Gillies, C. E.; Mbatchou, J.; Habegger, L.; Kessler, M. D.; Bao, S.; Balasubramanian, S.; Delaneau, O.; Kosmicki, J. A.; Regeneron Genetics Center, ; Willer, C. J.; Kang, H. M.; Baras, A.; Reid, J.; Marchini, J.; Abecasis, G. R.; Ghoussaini, M.

Rare variant association analysis, which assesses the aggregate effect of rare damaging variants within a gene, is a powerful strategy for advancing knowledge of human biology. Numerous models have been proposed to identify damaging coding variants, with the most recent ones employing deep learning and large language models (LLM) to predict the impact of changes in coding sequences. Here, we use newly available proteomics data on 2,898 proteins across 46,665 individuals to evaluate and refine LLM predictors of damaging variants. Using one of these refined models, we evaluate association between rare damaging variants and human phenotypes at 241 positive control gene-trait pairs. Among these gene-trait pairs, our proteomics-guided model outperforms an ensemble of conventional approaches including PolyPhen2, Mutation Taster, SIFT, and LRT, as well as newer machine learning approaches for identifying damaging missense variants, such as CADD, ESM-1v, ESM-1b and AlphaMissense.
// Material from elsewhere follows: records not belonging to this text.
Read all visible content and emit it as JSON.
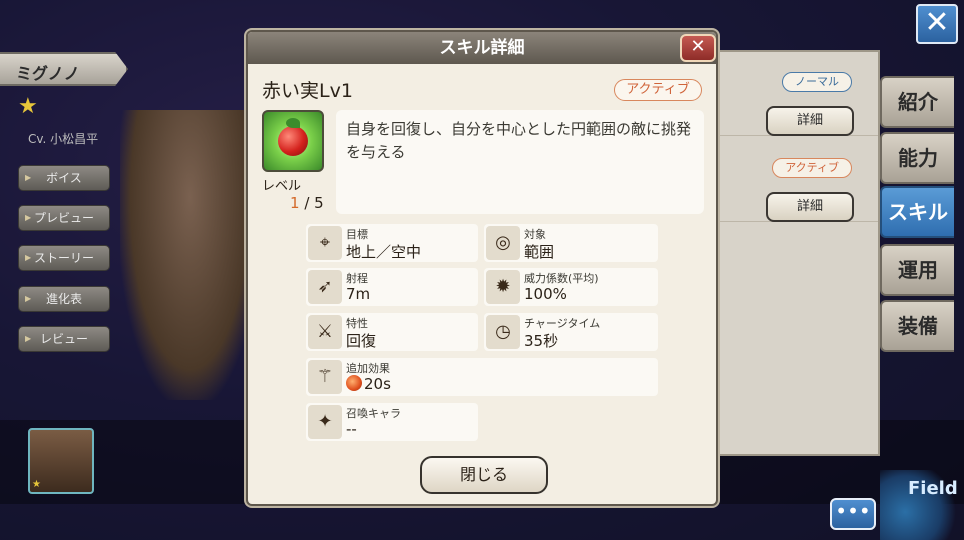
{
  "character": {
    "name": "ミグノノ",
    "cv": "Cv. 小松昌平",
    "menu": [
      {
        "label": "ボイス"
      },
      {
        "label": "プレビュー"
      },
      {
        "label": "ストーリー"
      },
      {
        "label": "進化表"
      },
      {
        "label": "レビュー"
      }
    ]
  },
  "right_tabs": [
    {
      "label": "紹介"
    },
    {
      "label": "能力"
    },
    {
      "label": "スキル"
    },
    {
      "label": "運用"
    },
    {
      "label": "装備"
    }
  ],
  "background_skills": [
    {
      "tag": "ノーマル",
      "button": "詳細"
    },
    {
      "tag": "アクティブ",
      "button": "詳細"
    }
  ],
  "field_label": "Field",
  "chat_label": "•••",
  "close_icon": "✕",
  "modal": {
    "title": "スキル詳細",
    "close_icon": "✕",
    "skill_name": "赤い実Lv1",
    "skill_type": "アクティブ",
    "level_label": "レベル",
    "level_current": "1",
    "level_max": "/ 5",
    "description": "自身を回復し、自分を中心とした円範囲の敵に挑発を与える",
    "stats": {
      "target": {
        "label": "目標",
        "value": "地上／空中"
      },
      "object": {
        "label": "対象",
        "value": "範囲"
      },
      "range": {
        "label": "射程",
        "value": "7m"
      },
      "power": {
        "label": "威力係数(平均)",
        "value": "100%"
      },
      "trait": {
        "label": "特性",
        "value": "回復"
      },
      "charge": {
        "label": "チャージタイム",
        "value": "35秒"
      },
      "extra": {
        "label": "追加効果",
        "value": "20s"
      },
      "summon": {
        "label": "召喚キャラ",
        "value": "--"
      }
    },
    "close_button": "閉じる"
  }
}
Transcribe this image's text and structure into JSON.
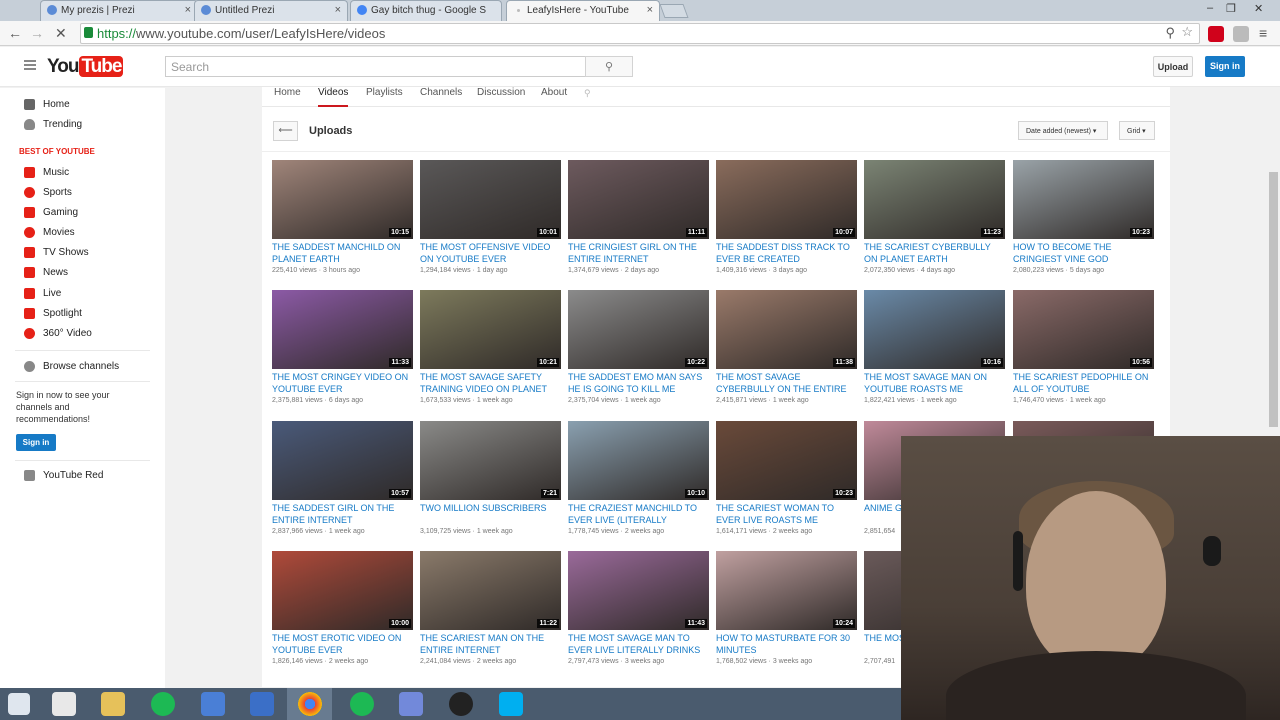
{
  "browser": {
    "tabs": [
      {
        "label": "My prezis | Prezi",
        "active": false
      },
      {
        "label": "Untitled Prezi",
        "active": false
      },
      {
        "label": "Gay bitch thug - Google S",
        "active": false
      },
      {
        "label": "LeafyIsHere - YouTube",
        "active": true
      }
    ],
    "url_scheme": "https://",
    "url_rest": "www.youtube.com/user/LeafyIsHere/videos",
    "icons": [
      "back-icon",
      "forward-icon",
      "stop-loading-icon",
      "zoom-icon",
      "star-icon",
      "adblock-icon",
      "extension-icon",
      "menu-icon"
    ]
  },
  "masthead": {
    "logo_you": "You",
    "logo_tube": "Tube",
    "search_placeholder": "Search",
    "upload_label": "Upload",
    "signin_label": "Sign in"
  },
  "guide": {
    "top_items": [
      "Home",
      "Trending"
    ],
    "section_title": "BEST OF YOUTUBE",
    "best_items": [
      "Music",
      "Sports",
      "Gaming",
      "Movies",
      "TV Shows",
      "News",
      "Live",
      "Spotlight",
      "360° Video"
    ],
    "browse_channels": "Browse channels",
    "signin_text": "Sign in now to see your channels and recommendations!",
    "signin_button": "Sign in",
    "youtube_red": "YouTube Red",
    "accent_color": "#e62117"
  },
  "channel": {
    "tabs": [
      "Home",
      "Videos",
      "Playlists",
      "Channels",
      "Discussion",
      "About"
    ],
    "active_tab": "Videos",
    "uploads_title": "Uploads",
    "sort_label": "Date added (newest) ▾",
    "view_label": "Grid ▾"
  },
  "videos": [
    {
      "title": "THE SADDEST MANCHILD ON PLANET EARTH",
      "views": "225,410 views",
      "age": "3 hours ago",
      "duration": "10:15",
      "color": "#a0857a"
    },
    {
      "title": "THE MOST OFFENSIVE VIDEO ON YOUTUBE EVER",
      "views": "1,294,184 views",
      "age": "1 day ago",
      "duration": "10:01",
      "color": "#5a5858"
    },
    {
      "title": "THE CRINGIEST GIRL ON THE ENTIRE INTERNET",
      "views": "1,374,679 views",
      "age": "2 days ago",
      "duration": "11:11",
      "color": "#6d5a5e"
    },
    {
      "title": "THE SADDEST DISS TRACK TO EVER BE CREATED",
      "views": "1,409,316 views",
      "age": "3 days ago",
      "duration": "10:07",
      "color": "#8a6c5c"
    },
    {
      "title": "THE SCARIEST CYBERBULLY ON PLANET EARTH",
      "views": "2,072,350 views",
      "age": "4 days ago",
      "duration": "11:23",
      "color": "#7b8474"
    },
    {
      "title": "HOW TO BECOME THE CRINGIEST VINE GOD",
      "views": "2,080,223 views",
      "age": "5 days ago",
      "duration": "10:23",
      "color": "#9aa3a8"
    },
    {
      "title": "THE MOST CRINGEY VIDEO ON YOUTUBE EVER",
      "views": "2,375,881 views",
      "age": "6 days ago",
      "duration": "11:33",
      "color": "#8c5aa6"
    },
    {
      "title": "THE MOST SAVAGE SAFETY TRAINING VIDEO ON PLANET",
      "views": "1,673,533 views",
      "age": "1 week ago",
      "duration": "10:21",
      "color": "#7d7a5c"
    },
    {
      "title": "THE SADDEST EMO MAN SAYS HE IS GOING TO KILL ME",
      "views": "2,375,704 views",
      "age": "1 week ago",
      "duration": "10:22",
      "color": "#8b8b8b"
    },
    {
      "title": "THE MOST SAVAGE CYBERBULLY ON THE ENTIRE INTERNET",
      "views": "2,415,871 views",
      "age": "1 week ago",
      "duration": "11:38",
      "color": "#9a7a6a"
    },
    {
      "title": "THE MOST SAVAGE MAN ON YOUTUBE ROASTS ME",
      "views": "1,822,421 views",
      "age": "1 week ago",
      "duration": "10:16",
      "color": "#6a8aa8"
    },
    {
      "title": "THE SCARIEST PEDOPHILE ON ALL OF YOUTUBE",
      "views": "1,746,470 views",
      "age": "1 week ago",
      "duration": "10:56",
      "color": "#8a6a68"
    },
    {
      "title": "THE SADDEST GIRL ON THE ENTIRE INTERNET",
      "views": "2,837,966 views",
      "age": "1 week ago",
      "duration": "10:57",
      "color": "#4a5a7a"
    },
    {
      "title": "TWO MILLION SUBSCRIBERS",
      "views": "3,109,725 views",
      "age": "1 week ago",
      "duration": "7:21",
      "color": "#8a8a88"
    },
    {
      "title": "THE CRAZIEST MANCHILD TO EVER LIVE (LITERALLY BREAKS...",
      "views": "1,778,745 views",
      "age": "2 weeks ago",
      "duration": "10:10",
      "color": "#8aa0b0"
    },
    {
      "title": "THE SCARIEST WOMAN TO EVER LIVE ROASTS ME",
      "views": "1,614,171 views",
      "age": "2 weeks ago",
      "duration": "10:23",
      "color": "#6a4a3a"
    },
    {
      "title": "ANIME G... PILLOW",
      "views": "2,851,654",
      "age": "",
      "duration": "",
      "color": "#c08a9a"
    },
    {
      "title": "",
      "views": "",
      "age": "",
      "duration": "",
      "color": "#7a5a5a"
    },
    {
      "title": "THE MOST EROTIC VIDEO ON YOUTUBE EVER",
      "views": "1,826,146 views",
      "age": "2 weeks ago",
      "duration": "10:00",
      "color": "#b04a3a"
    },
    {
      "title": "THE SCARIEST MAN ON THE ENTIRE INTERNET",
      "views": "2,241,084 views",
      "age": "2 weeks ago",
      "duration": "11:22",
      "color": "#8a7a6a"
    },
    {
      "title": "THE MOST SAVAGE MAN TO EVER LIVE LITERALLY DRINKS",
      "views": "2,797,473 views",
      "age": "3 weeks ago",
      "duration": "11:43",
      "color": "#9a6a9a"
    },
    {
      "title": "HOW TO MASTURBATE FOR 30 MINUTES",
      "views": "1,768,502 views",
      "age": "3 weeks ago",
      "duration": "10:24",
      "color": "#c0a0a0"
    },
    {
      "title": "THE MOS... INTERNE...",
      "views": "2,707,491",
      "age": "",
      "duration": "",
      "color": "#6a5a5a"
    }
  ],
  "taskbar": {
    "icons": [
      "windows-start-icon",
      "home-icon",
      "file-explorer-icon",
      "spotify-icon",
      "app-icon",
      "settings-app-icon",
      "chrome-icon",
      "spotify-icon",
      "discord-icon",
      "obs-icon",
      "skype-icon"
    ],
    "active": "chrome-icon"
  }
}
When attempting to recover known associations by correctly separating damaging singleton missense variants from other singleton variants, our approach recapitulates 36.5% of gene-trait pairs with known associations, exceeding all the alternatives we considered. Furthermore, when we apply our model to 10 exemplary traits from the UK Biobank, we identify 177 gene-trait associations - again exceeding all other approaches. Our results demonstrate that summary statistics from large-scale human proteomics data enable evaluation and refinement of coding variant classification LLMs, improving discovery potential in human genetic studies.